Он поднял руки и соединил ладони. Закрыл глаза.
Главное — помнить.
Мир представляет собой единый поток. Энергия течет по вселенной, как кровь по кровеносным сосудам.
Душа привязана к телу цепью разума и скреплена кровавой печатью.
Философский камень, созданный из энергии души, на первый взгляд ломает законы природы. Но если вскрыть истину, лежащую за обычной правдой…
У черной рыбы белый глаз, у белой рыбы глаз черный. Всегда.
Эдвард говорил — душа каждого из нас философский камень.

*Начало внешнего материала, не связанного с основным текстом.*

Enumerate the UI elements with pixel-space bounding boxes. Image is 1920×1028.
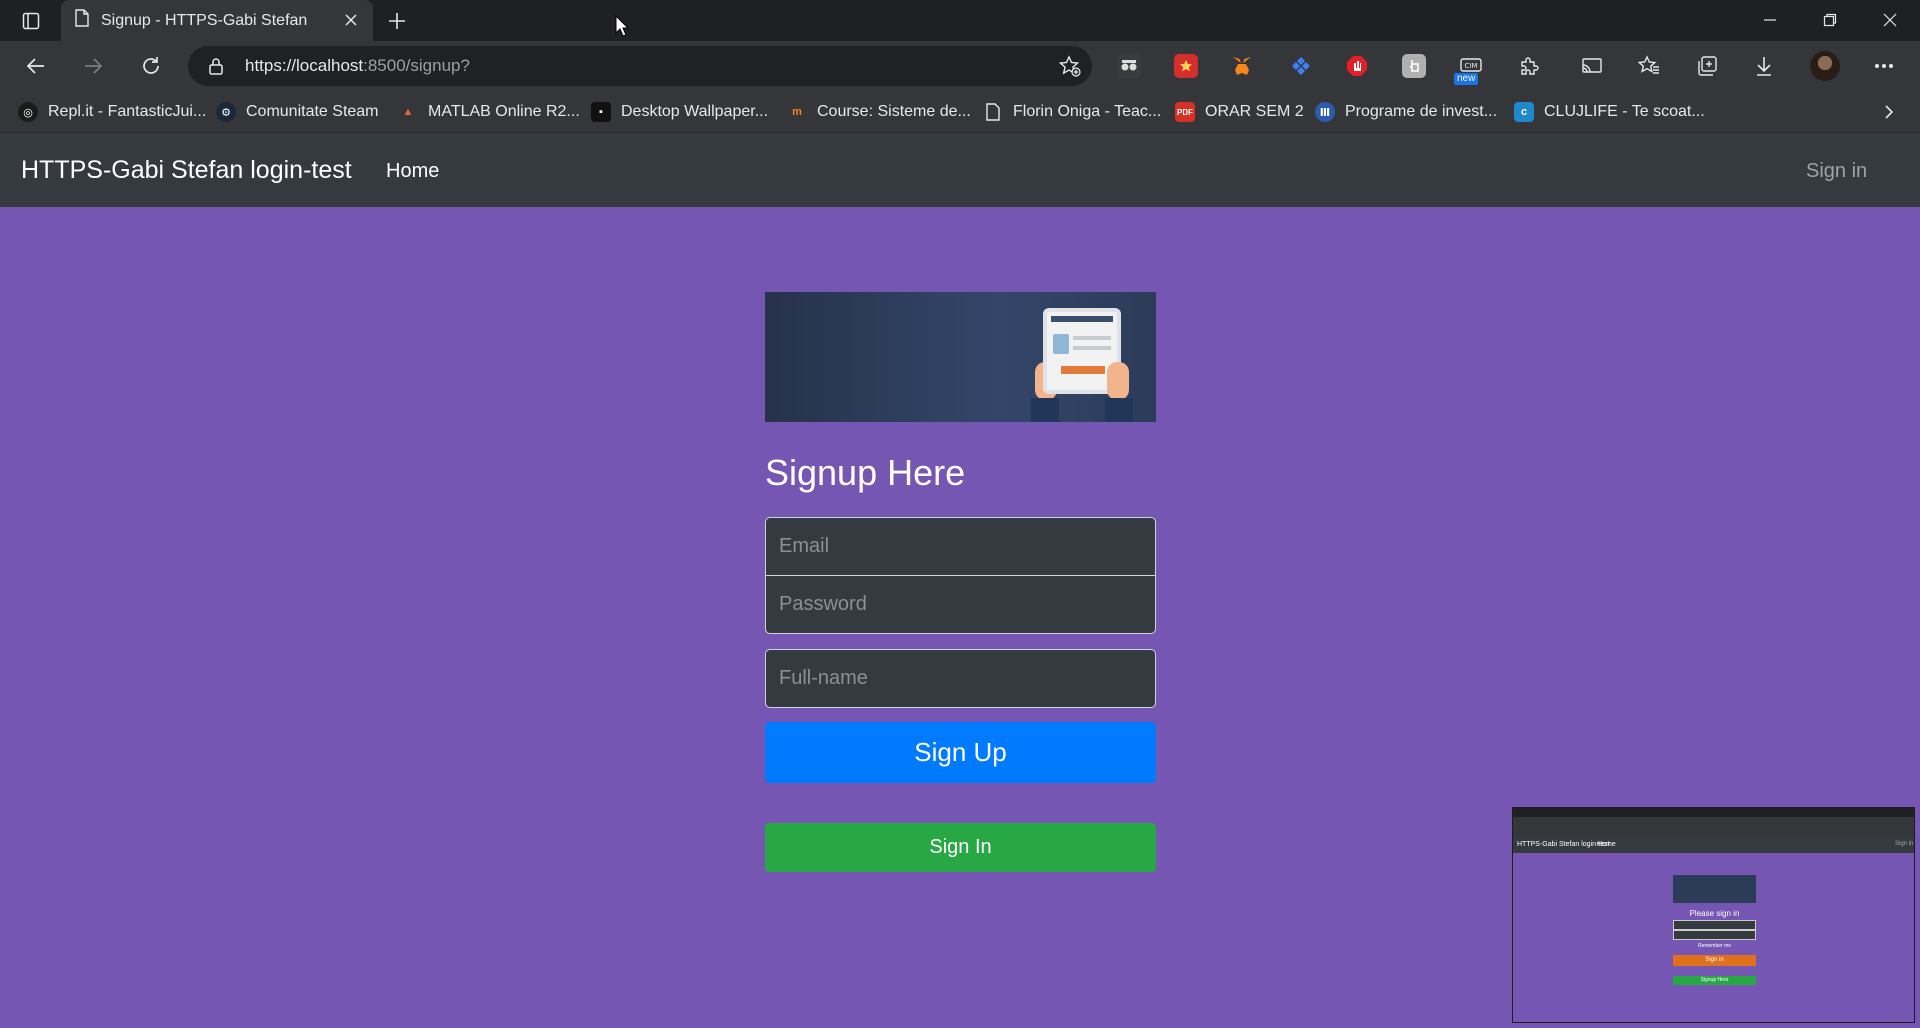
browser-tab-bar: Signup - HTTPS-Gabi Stefan: [0, 0, 1920, 41]
svg-text:CIM: CIM: [1465, 62, 1478, 70]
nav-home-link[interactable]: Home: [386, 160, 439, 183]
diamond-extension-icon[interactable]: [1289, 54, 1313, 78]
tab-actions-icon[interactable]: [16, 8, 46, 34]
more-menu-icon[interactable]: [1872, 54, 1896, 78]
thumb-email-field: [1673, 920, 1756, 930]
bookmark-label: Florin Oniga - Teac...: [1013, 103, 1162, 120]
allianz-icon: Ⅲ: [1315, 102, 1335, 122]
site-brand[interactable]: HTTPS-Gabi Stefan login-test: [21, 156, 352, 185]
bookmark-orar[interactable]: PDF ORAR SEM 2: [1175, 100, 1304, 124]
thumb-banner: [1673, 875, 1756, 903]
thumb-title: Please sign in: [1689, 909, 1740, 918]
mouse-cursor-icon: [615, 15, 629, 37]
thumb-brand: HTTPS-Gabi Stefan login-test: [1517, 841, 1610, 848]
thumb-signup-button: Signup Here: [1673, 976, 1756, 985]
adblock-icon[interactable]: [1345, 54, 1369, 78]
url-path: :8500/signup?: [363, 56, 470, 75]
bookmark-course[interactable]: m Course: Sisteme de...: [787, 100, 971, 124]
signup-button[interactable]: Sign Up: [765, 722, 1156, 783]
moodle-icon: m: [792, 106, 802, 118]
bookmark-label: ORAR SEM 2: [1205, 103, 1304, 120]
signin-button[interactable]: Sign In: [765, 823, 1156, 872]
thumb-remember: Remember me: [1697, 943, 1732, 949]
close-window-icon[interactable]: [1876, 6, 1904, 34]
spy-extension-icon[interactable]: [1117, 54, 1141, 78]
fullname-field[interactable]: [765, 649, 1156, 708]
address-bar[interactable]: https://localhost:8500/signup?: [188, 46, 1092, 86]
bookmark-label: CLUJLIFE - Te scoat...: [1544, 103, 1705, 120]
bookmark-programe[interactable]: Ⅲ Programe de invest...: [1315, 100, 1497, 124]
downloads-icon[interactable]: [1752, 54, 1776, 78]
bookmark-matlab[interactable]: ▲ MATLAB Online R2...: [398, 100, 580, 124]
chevron-right-icon[interactable]: [1878, 101, 1900, 123]
replit-icon: ◎: [18, 102, 38, 122]
bookmark-label: Programe de invest...: [1345, 103, 1498, 120]
url-host: https://localhost: [245, 56, 364, 75]
email-field[interactable]: [765, 517, 1156, 576]
extensions-puzzle-icon[interactable]: [1517, 54, 1541, 78]
browser-toolbar: https://localhost:8500/signup? CIM new: [0, 41, 1920, 91]
close-tab-icon[interactable]: [341, 10, 361, 30]
forward-icon[interactable]: [78, 51, 108, 81]
tool-extension-icon[interactable]: CIM new: [1454, 54, 1483, 85]
profile-avatar[interactable]: [1810, 51, 1840, 81]
minimize-icon[interactable]: [1756, 6, 1784, 34]
bookmark-clujlife[interactable]: c CLUJLIFE - Te scoat...: [1514, 100, 1705, 124]
collections-icon[interactable]: [1695, 54, 1719, 78]
signup-banner-image: [765, 292, 1156, 422]
url-text[interactable]: https://localhost:8500/signup?: [245, 56, 470, 76]
back-icon[interactable]: [21, 51, 51, 81]
nav-signin-link[interactable]: Sign in: [1806, 160, 1867, 183]
clujlife-icon: c: [1514, 102, 1534, 122]
reload-icon[interactable]: [136, 51, 166, 81]
new-badge: new: [1454, 73, 1479, 85]
bookmark-label: MATLAB Online R2...: [428, 103, 580, 120]
steam-icon: ⚙: [216, 102, 236, 122]
page-icon: [75, 9, 89, 32]
bookmark-label: Desktop Wallpaper...: [621, 103, 769, 120]
bookmark-replit[interactable]: ◎ Repl.it - FantasticJui...: [18, 100, 206, 124]
cast-icon[interactable]: [1580, 54, 1604, 78]
wallpaper-icon: ▪: [591, 102, 611, 122]
bookmarks-bar: ◎ Repl.it - FantasticJui... ⚙ Comunitate…: [0, 91, 1920, 133]
bookmark-steam[interactable]: ⚙ Comunitate Steam: [216, 100, 379, 124]
touch-extension-icon[interactable]: [1402, 54, 1426, 78]
thumb-password-field: [1673, 930, 1756, 940]
flag-extension-icon[interactable]: [1174, 54, 1198, 78]
metamask-icon[interactable]: [1230, 54, 1254, 78]
bookmark-label: Repl.it - FantasticJui...: [48, 103, 207, 120]
browser-tab-active[interactable]: Signup - HTTPS-Gabi Stefan: [61, 0, 373, 41]
bookmark-wallpaper[interactable]: ▪ Desktop Wallpaper...: [591, 100, 768, 124]
site-navbar: HTTPS-Gabi Stefan login-test Home Sign i…: [0, 133, 1920, 207]
lock-icon[interactable]: [206, 56, 226, 76]
add-favorite-icon[interactable]: [1058, 54, 1082, 78]
restore-icon[interactable]: [1816, 6, 1844, 34]
thumb-home: Home: [1597, 841, 1616, 848]
favorites-icon[interactable]: [1637, 54, 1661, 78]
bookmark-label: Comunitate Steam: [246, 103, 379, 120]
bookmark-label: Course: Sisteme de...: [817, 103, 971, 120]
hand-illustration: [1107, 362, 1129, 400]
screenshot-thumbnail[interactable]: HTTPS-Gabi Stefan login-test Home Sign i…: [1512, 807, 1915, 1023]
password-field[interactable]: [765, 575, 1156, 634]
bookmark-florin[interactable]: Florin Oniga - Teac...: [983, 100, 1161, 124]
thumb-signin-button: Sign in: [1673, 955, 1756, 966]
page-icon: [983, 102, 1003, 122]
tab-title: Signup - HTTPS-Gabi Stefan: [101, 11, 308, 29]
new-tab-icon[interactable]: [384, 8, 410, 34]
pdf-icon: PDF: [1175, 102, 1195, 122]
thumb-signin: Sign in: [1895, 841, 1914, 847]
form-title: Signup Here: [765, 452, 966, 493]
matlab-icon: ▲: [402, 106, 414, 118]
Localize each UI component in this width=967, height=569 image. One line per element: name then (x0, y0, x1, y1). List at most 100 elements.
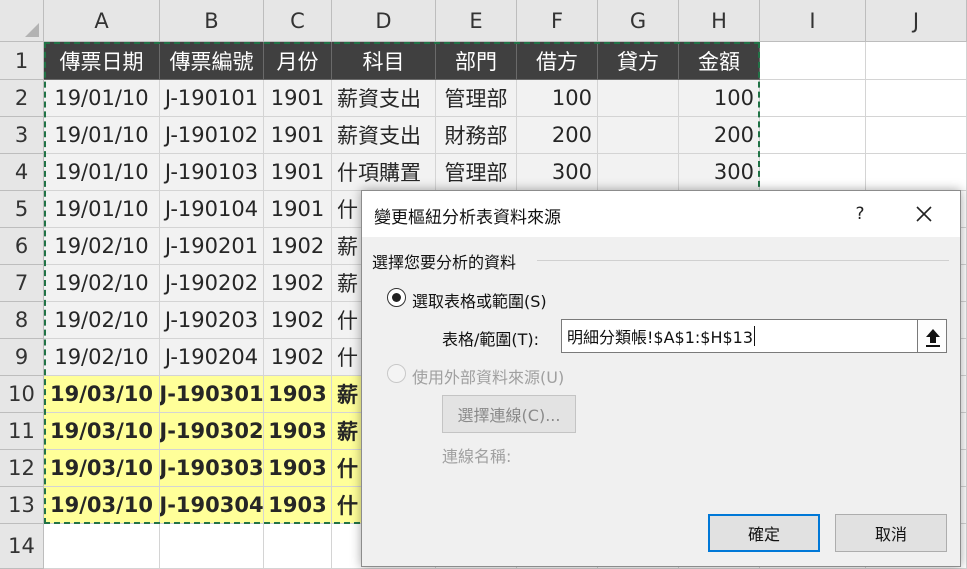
select-table-label[interactable]: 選取表格或範圍(S) (412, 288, 547, 312)
cell-a7[interactable]: 19/02/10 (44, 265, 160, 302)
header-cell-g[interactable]: 貸方 (598, 42, 679, 80)
ok-button[interactable]: 確定 (708, 514, 820, 552)
cell-g2[interactable] (598, 80, 679, 117)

Ему даже удавалось лечиться самостоятельно.
Альфонс пока не пытался проделать ничего подобного, но зато на его стороне — то, чему научили его нахарра. То, чему научила его Мэй. Если почувствовать потоки энергии, идущие через эту комнату… Если влиться в них, соединить их с той алхимической печатью, что представляет сейчас его тело…
Знакомое щекочущее ощущение обняло его, и Альфонс чуть было не рассмеялся в голос. Он знал, что фокус нахарра подействовал. Алхимик распахнул веки и посмотрел на свои руки, по-прежнему сомкнутые на уровне груди. Кровеносные сосуды светились — тем же бледно-желтым светом, как у Идена.
Альфонс вытащил из ножен на поясе кинжал, все еще не имевший имени, и уколол себя в центр левой ладони. Появилась алая капля крови, тоже сияющая. Альфонс смотрел на нее, не отрываясь.
Капля росла, темнела; еще несколько секунд — и вот на его ладони лежит большой шар, почти излучающий темноту.